March 11, 2023

LEGEND OF GATOTKACA: This Superhero Doesn't Fly

2022 / 130 min
Review by Stinky the Destroyer😾

When it comes to superhero films, the simpler, the better. Not that one can’t have a reasonably complex plot, so long as everything boils down to three essential elements: good guys vs. bad guys, what’s at stake, and finally, loads of spectacle. The Indonesian film, Legend of Gatotkaca, struggles with all three.

Typical of the genre, it’s an origin story, opening with a prologue featuring a malovolent, lightning-wielding figure seeking a young boy, Yuda, and some kind of ancient heirloom. Yuda’s mother saves him, but is rendered somewhat insane from the conflict. Fast-forward to the present day, and Yuda (Rizky Nazar) is a down-on-his-luck college drop-out tasked with taking care of his ailing mother.

However, his life is turned upside down when his best friend is killed by the same hooded figure (maybe?). Later, Yuda himself is attacked, but rescued by a group of people called Padava, who’ve been waging some kind of war with their enemy, the Kaurava, for centuries. This ongoing conflict is explained - again and again - by several characters, each rendering it increasingly convoluted (at least to the viewer).

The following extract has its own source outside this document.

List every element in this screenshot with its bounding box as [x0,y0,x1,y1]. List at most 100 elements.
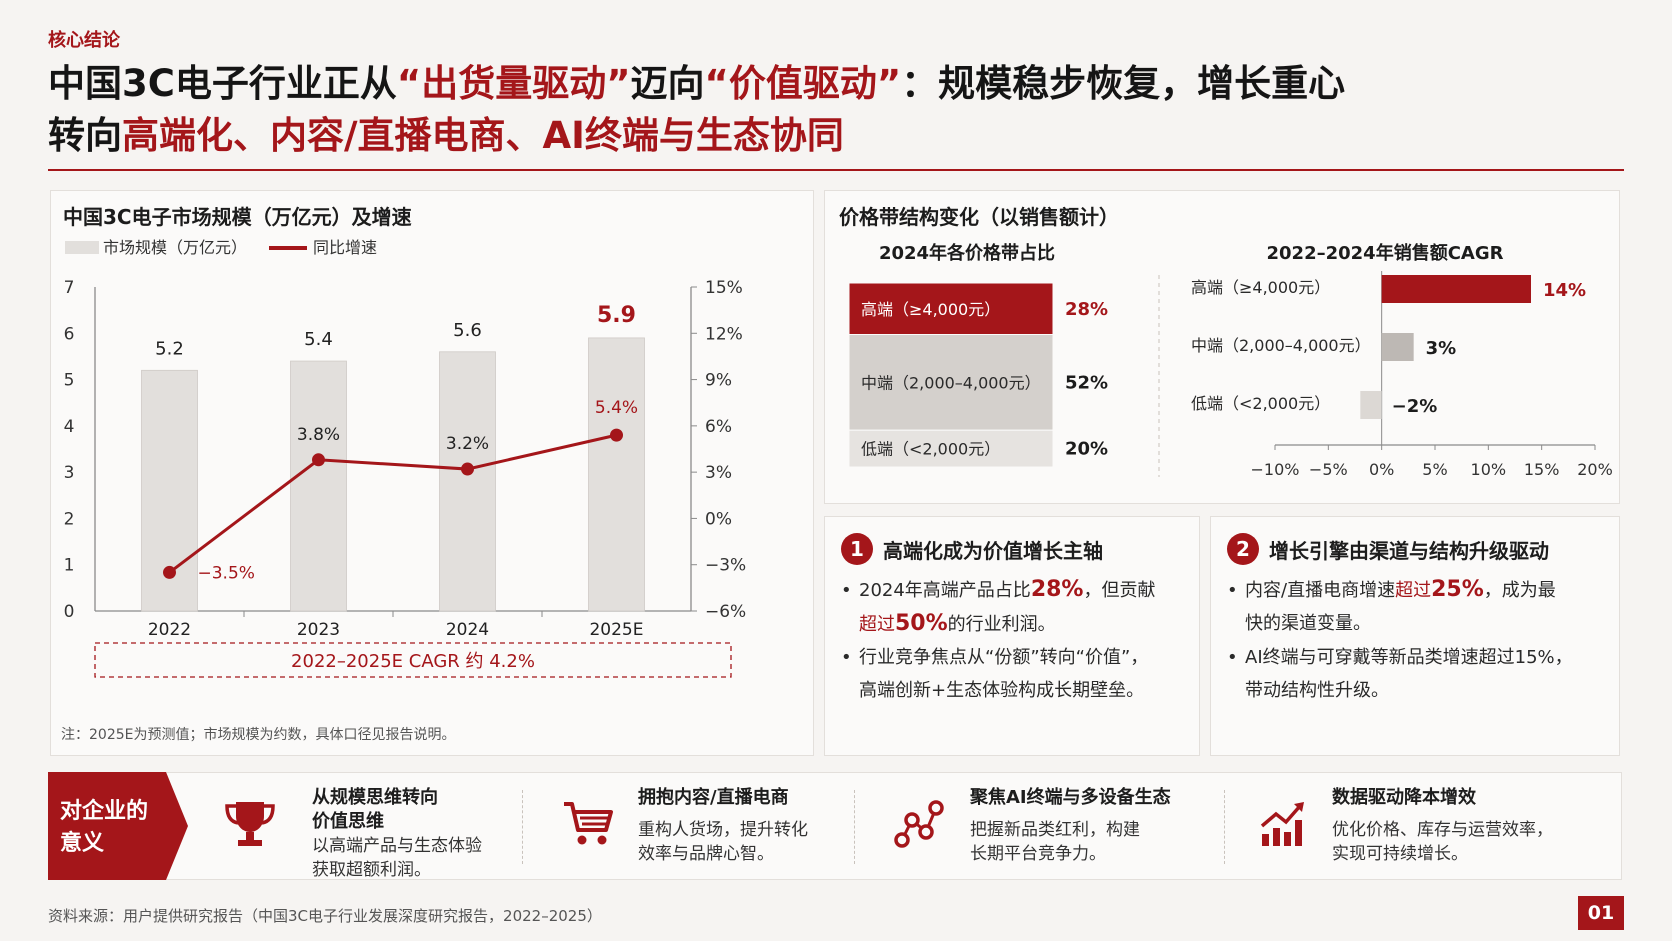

Anyway, Yuda turns out to be some kind of “chosen one” who can defeat the mysterious Kaurava leader.

"The sofa would look better over there."
But despite tons of exposition, we aren’t always certain who’s fighting who…or why. Aside from Yuda, characters both good-and-bad come and go fairly regularly, some who seem to be Kaurava fighters, but we aren’t always sure. And unfortunately, none of these characters are compelling enough for us to care what they’re fighting for. Which leaves the action, which is here in abundance. But even then, the setting is often too murky - exacerbated by hyperactive editing and an over-reliance on CGI - to be visually engaging.

130 long minutes later, the film optimistically leaves the door wide open for a sequel, along with the usual post-credits sequence that’s standard in every superhero movie. But despite obvious franchise aspirations, Legend of Gatokaca stumbles right out of the gate with dull characters, a muddled narrative and, worst of all, drab execution of the action scenes.